Voices in Stone - Emily Diamand Page 0,46
“We’ll be really late!”
Jess shrugged. “So? It’s not like this is our fault, is it?”
As they left, Isis glanced back to see a teacher wading into the middle of the crowd, shouting for everyone to calm down. She tried to convince herself that Jess was right and this hysteria wasn’t her fault, but her thoughts kept fixing on the girl, crying in the middle of it all.
There was a strange atmosphere as they hurried through school. Everywhere students huddled in groups or went too fast along corridors, their voices louder than usual, every conversation full of exclamations. She noticed how many eyes turned to look at her as she passed, and while she’d got used to feeling like a kind of celebrity over the last few weeks, the incident with Mandeville had changed things. The looks she got today weren’t admiring or curious: there were frowns, and even hints of hostility.
As they made their way past the library, a girl from their year was coming the other way. She started when she saw Isis, then made to intercept them, her face lit with excitement.
“I saw a ghost!” she said. “I must be like you!”
“You didn’t!” said Nafira, eyes wide.
The girl nodded.
Isis stared at her. “Where?”
“At the school gates, after Mum dropped me off. A woman with dark hair. She was all blurry, so she had to be a ghost. She came right up to me and said, ‘Please stop!’”
“A woman?” asked Isis, trying to think of all the ghosts she’d ever seen in the school. “Was she wearing a long green dress, really old-fashioned?” The green lady was the only ghost of a woman Isis could think of, but she was usually outside the back of the canteen, walking the same route before disappearing through a now bricked-up doorway.
The girl shook her head. “Not old-fashioned – she was wearing jeans and this bright orange blouse.”
“I’ve never seen a ghost like that in school,” said Isis.

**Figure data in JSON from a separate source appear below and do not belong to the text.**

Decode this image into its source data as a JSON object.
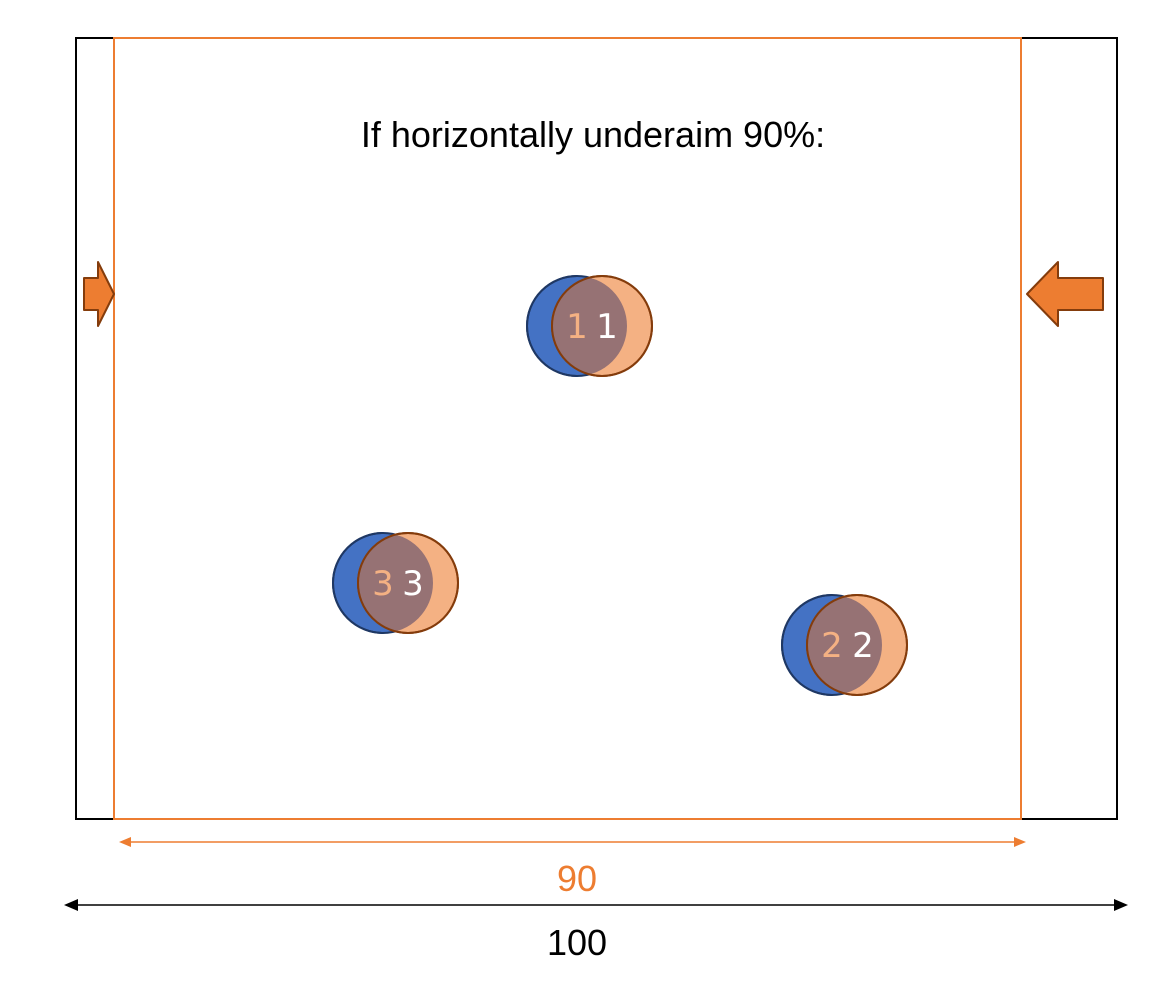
{
  "diagram": {
    "title": "If horizontally underaim 90%:",
    "inner_width_label": "90",
    "outer_width_label": "100",
    "targets": [
      {
        "original_label": "1",
        "shifted_label": "1"
      },
      {
        "original_label": "2",
        "shifted_label": "2"
      },
      {
        "original_label": "3",
        "shifted_label": "3"
      }
    ],
    "colors": {
      "accent_orange": "#ed7d31",
      "original_circle_blue": "#4472c4",
      "shifted_circle_peach": "#f4b183",
      "overlap": "#967274",
      "outline_dark": "#843c0c",
      "frame_black": "#000000"
    },
    "icons": {
      "left_arrow": "arrow-right-icon",
      "right_arrow": "arrow-left-icon"
    }
  }
}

“If she was wearing jeans,” said Jess, “then you saw a substitute teacher or a parent, not a ghost!”
The girl pulled back, her cheeks blushing in spots as if Jess had slapped her.
“I didn’t, I know what I saw! The ghost said, ‘Please, please!’ Why would a teacher say that?”
“I don’t know, they probably didn’t!” Jess pulled at Isis’s arm. “Come on, we’re going to be late.” She led the way, taking them through the library. As they walked quickly past the stands of books, Isis tasted a waft of dust, and Nafira went into a paroxysm of coughing.
They stopped, Jess patting Nafira’s back while she coughed into her hands.
Mandeville slid out of the air next to Isis.
“So, what appointments have we today?” he asked. “Cats, dogs and departed rabbits, no doubt.”
Isis widened her eyes, shaking her head a little. Jess had decided they shouldn’t hold any seances for a while, after what had happened in the alleyway. She still hadn’t decided when to start again, which Isis was relieved about.
“No seance,” Isis mouthed silently, facing away from the others.
Mandeville shook his head, the disappointment plain on his dried-out features. “How long will this hiatus last? It’s no way to go forward with our endeavours.”
Isis gave the tiniest shrug of her shoulders. Not today anyway, with the fuss at the toilets and the weird atmosphere in school. Not with the way she was feeling either.
“Not a good day,” she mouthed.
Mandeville’s patchy eyebrows gathered in a frown. “Well today is more unusual than some I have known. But I don’t see why we can’t carry on…”
Nafira had recovered now and the others started walking again. Isis held back for a moment.
“Why is today unusual?” she whispered. What could Mandeville see that she could only sense as atmosphere and oddness?
He smiled. “So I’ve caught your attention?” He tapped her shoulder with a bony finger. “Allow me to clarify the difference between the psychic and untalented mind. The psychic sees what is truly there. The untalented mind sees projections of its own imaginings, and believes them to be real.”
She glared at him. Why couldn’t he tell her, instead of giving little lectures?
He tilted his head. “It surprises me that you are unable to make this distinction today, given the reach of your powers.”
“What’s going on?” she hissed. “Tell me!”
Mandeville put a finger to his lower lip. “Well perhaps I shall, if you allow me to continue my work.”
Isis shook her head, but Mandeville looked smug, in the way of someone who knows they’re in control.